A taxa de sobrevivência ao cancro cinco anos após o diagnóstico atingiu os 66%. Ou seja: quase dois em três doentes oncológicos diagnosticados pela primeira vez em 2019 viveram, pelo menos, cinco anos. Os dados constam no Registo Oncológico Nacional (RON), divulgado esta terça-feira.
Para elaborar o relatório, foram analisados 54 147 tumores malignos, tanto em homens como em mulheres. No levantamento que fez, o RON analisou as taxas de sobrevivência entre os sexos. E há diferenças claras entre homens e mulheres: enquanto pelo menos 72% das doentes oncológicas sobreviveram nos cinco anos após o diagnóstico, a taxa é mais baixa nos homens (62%).
No caso dos doentes masculinos, o cancro com maior taxa de sobrevivência é o do testículo (97%). Em sentido contrário, são os cancros primários de origem desconhecida (isto é, quando há metástases no corpo mas não se deteta o tumor original) os que mais matam, com apenas 10,5% dos homens a sobreviverem.
Foram analisados mais de 54 mil tumores malignos em homens e mulheres
Já as mulheres têm uma taxa de sobrevivência de 100% nas “doenças mieloproliferativas crónicas” (cancros do sangue raros que levam a medula a produzir células sanguíneas maduras em excesso), seguindo-se os cancros da tiroide (99,3%). Tal como nos homens, os cancros primários de origem desconhecida são os que mais mulheres matam (10,2% de taxa de sobrevivência).
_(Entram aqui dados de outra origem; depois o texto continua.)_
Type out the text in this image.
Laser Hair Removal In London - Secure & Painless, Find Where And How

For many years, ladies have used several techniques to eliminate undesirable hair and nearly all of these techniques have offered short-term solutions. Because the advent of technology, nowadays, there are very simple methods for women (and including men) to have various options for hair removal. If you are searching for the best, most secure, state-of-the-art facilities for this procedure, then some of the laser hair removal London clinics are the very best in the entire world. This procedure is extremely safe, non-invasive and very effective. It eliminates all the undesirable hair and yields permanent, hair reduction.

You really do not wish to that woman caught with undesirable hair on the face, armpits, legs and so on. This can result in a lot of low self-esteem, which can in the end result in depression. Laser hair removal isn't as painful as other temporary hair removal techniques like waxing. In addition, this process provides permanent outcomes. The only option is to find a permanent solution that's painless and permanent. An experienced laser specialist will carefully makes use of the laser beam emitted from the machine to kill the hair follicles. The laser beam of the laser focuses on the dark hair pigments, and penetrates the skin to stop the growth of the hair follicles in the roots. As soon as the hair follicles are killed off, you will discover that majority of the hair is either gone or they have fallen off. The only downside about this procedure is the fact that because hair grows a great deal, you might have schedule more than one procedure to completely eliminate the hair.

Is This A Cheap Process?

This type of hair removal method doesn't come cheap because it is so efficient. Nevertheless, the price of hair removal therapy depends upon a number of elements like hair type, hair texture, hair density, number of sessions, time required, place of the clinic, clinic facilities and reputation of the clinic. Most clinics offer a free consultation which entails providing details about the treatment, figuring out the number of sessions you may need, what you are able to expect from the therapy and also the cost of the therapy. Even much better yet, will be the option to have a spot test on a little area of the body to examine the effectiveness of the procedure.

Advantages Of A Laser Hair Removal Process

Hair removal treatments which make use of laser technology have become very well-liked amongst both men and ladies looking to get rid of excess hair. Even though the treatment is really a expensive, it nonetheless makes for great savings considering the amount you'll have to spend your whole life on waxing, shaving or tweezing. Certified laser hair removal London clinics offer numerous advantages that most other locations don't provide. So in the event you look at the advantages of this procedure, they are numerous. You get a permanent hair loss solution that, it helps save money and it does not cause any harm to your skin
No que toca às regiões, é na Madeira que a taxa de sobrevivência é menor (59,5%). Já o Norte (68%) e o Centro (67,4%) são as regiões do País com mais sobreviventes oncológicos cinco anos após o diagnóstico.
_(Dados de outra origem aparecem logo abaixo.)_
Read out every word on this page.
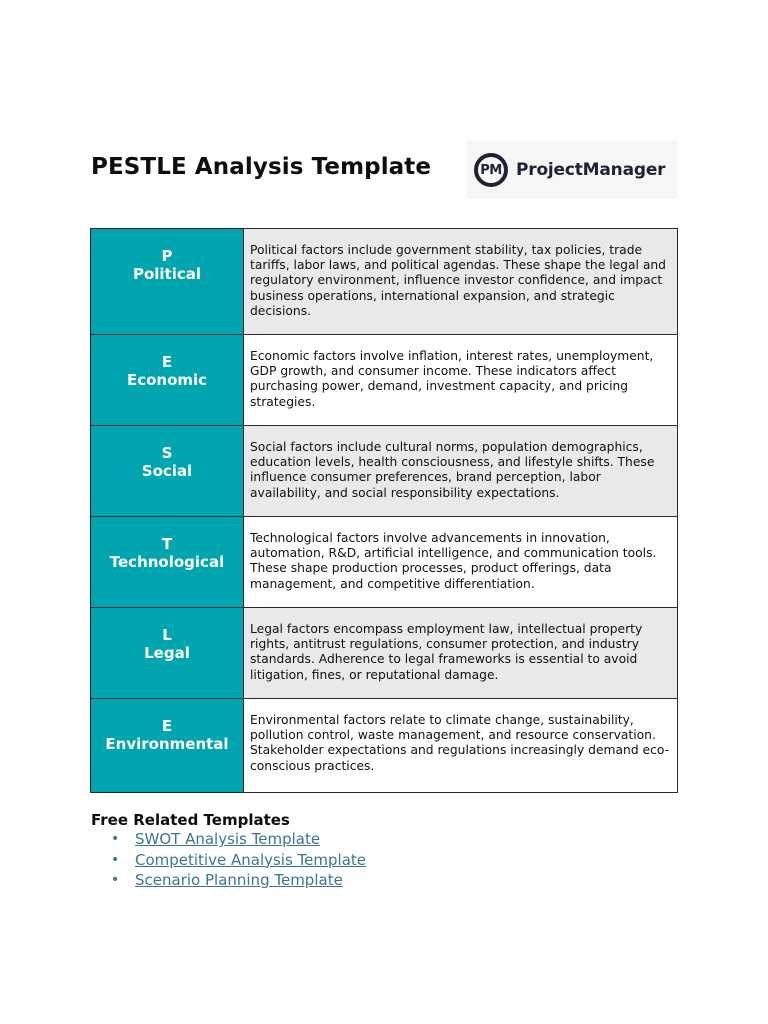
PESTLE Analysis Template	PM ProjectManager
P
Political	Political factors include government stability, tax policies, trade tariffs, labor laws, and political agendas. These shape the legal and regulatory environment, influence investor confidence, and impact business operations, international expansion, and strategic decisions.

E
Economic	Economic factors involve inflation, interest rates, unemployment, GDP growth, and consumer income. These indicators affect purchasing power, demand, investment capacity, and pricing strategies.

S
Social	Social factors include cultural norms, population demographics, education levels, health consciousness, and lifestyle shifts. These influence consumer preferences, brand perception, labor availability, and social responsibility expectations.

T
Technological	Technological factors involve advancements in innovation, automation, R&D, artificial intelligence, and communication tools. These shape production processes, product offerings, data management, and competitive differentiation.

L
Legal	Legal factors encompass employment law, intellectual property rights, antitrust regulations, consumer protection, and industry standards. Adherence to legal frameworks is essential to avoid litigation, fines, or reputational damage.

E
Environmental	Environmental factors relate to climate change, sustainability, pollution control, waste management, and resource conservation. Stakeholder expectations and regulations increasingly demand eco-conscious practices.
Free Related Templates
•	SWOT Analysis Template
•	Competitive Analysis Template
•	Scenario Planning Template
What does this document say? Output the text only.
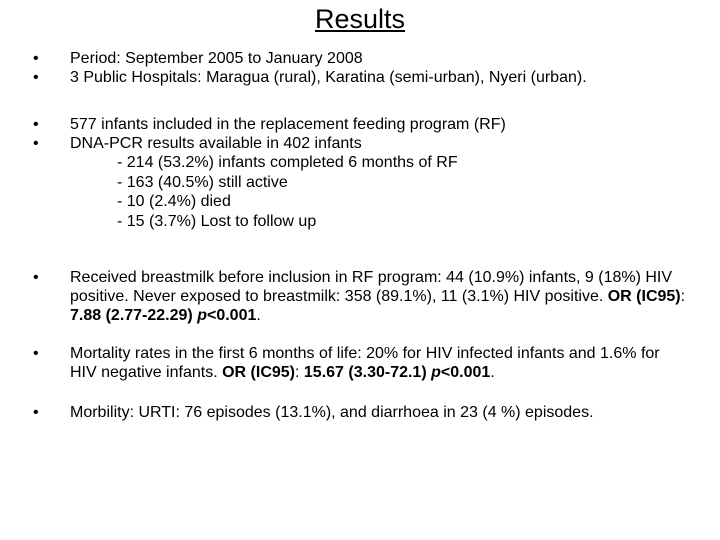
Results
• Period: September 2005 to January 2008
• 3 Public Hospitals: Maragua (rural), Karatina (semi-urban), Nyeri (urban).
• 577 infants included in the replacement feeding program (RF)
• DNA-PCR results available in 402 infants
- 214 (53.2%) infants completed 6 months of RF
- 163 (40.5%) still active
- 10 (2.4%) died
- 15 (3.7%) Lost to follow up
• Received breastmilk before inclusion in RF program: 44 (10.9%) infants, 9 (18%) HIV positive. Never exposed to breastmilk: 358 (89.1%), 11 (3.1%) HIV positive. OR (IC95): 7.88 (2.77-22.29) p<0.001.
• Mortality rates in the first 6 months of life: 20% for HIV infected infants and 1.6% for HIV negative infants. OR (IC95): 15.67 (3.30-72.1) p<0.001.
• Morbility: URTI: 76 episodes (13.1%), and diarrhoea in 23 (4 %) episodes.
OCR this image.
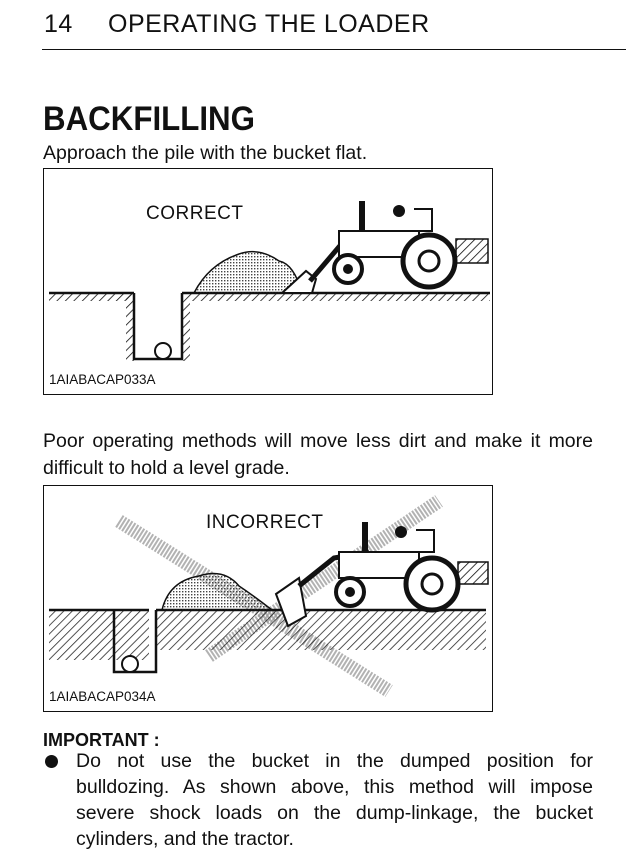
14 OPERATING THE LOADER
BACKFILLING
Approach the pile with the bucket flat.
CORRECT
1AIABACAP033A
Poor operating methods will move less dirt and make it more difficult to hold a level grade.
INCORRECT
1AIABACAP034A
IMPORTANT :
Do not use the bucket in the dumped position for bulldozing. As shown above, this method will impose severe shock loads on the dump-linkage, the bucket cylinders, and the tractor.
"Temos taxas de sobrevivência muito boas"
À Lusa, a coordenadora do RON, Maria José Bento, destacou as taxas de sobrevivência registadas. Segundo a médica, Portugal tem "taxas de sobrevivência muito boas, comparadas quase aos países nórdicos". No entanto, não se devem descurar os rastreios, que acrescentam "anos de vida". "A população tem de participar. São serviços cada vez mais alargados, como o rastreio do cancro do colo [do útero] e do reto. Mas ainda há lugar para crescimento", considerou. A responsável afirmou ainda que as taxas de sobrevivência desiguais entre sexos podem ter várias motivos, mas "habitualmente as mulheres são mais atentas aos sintomas" e vão "mais atentamente ao médico" do que os homens.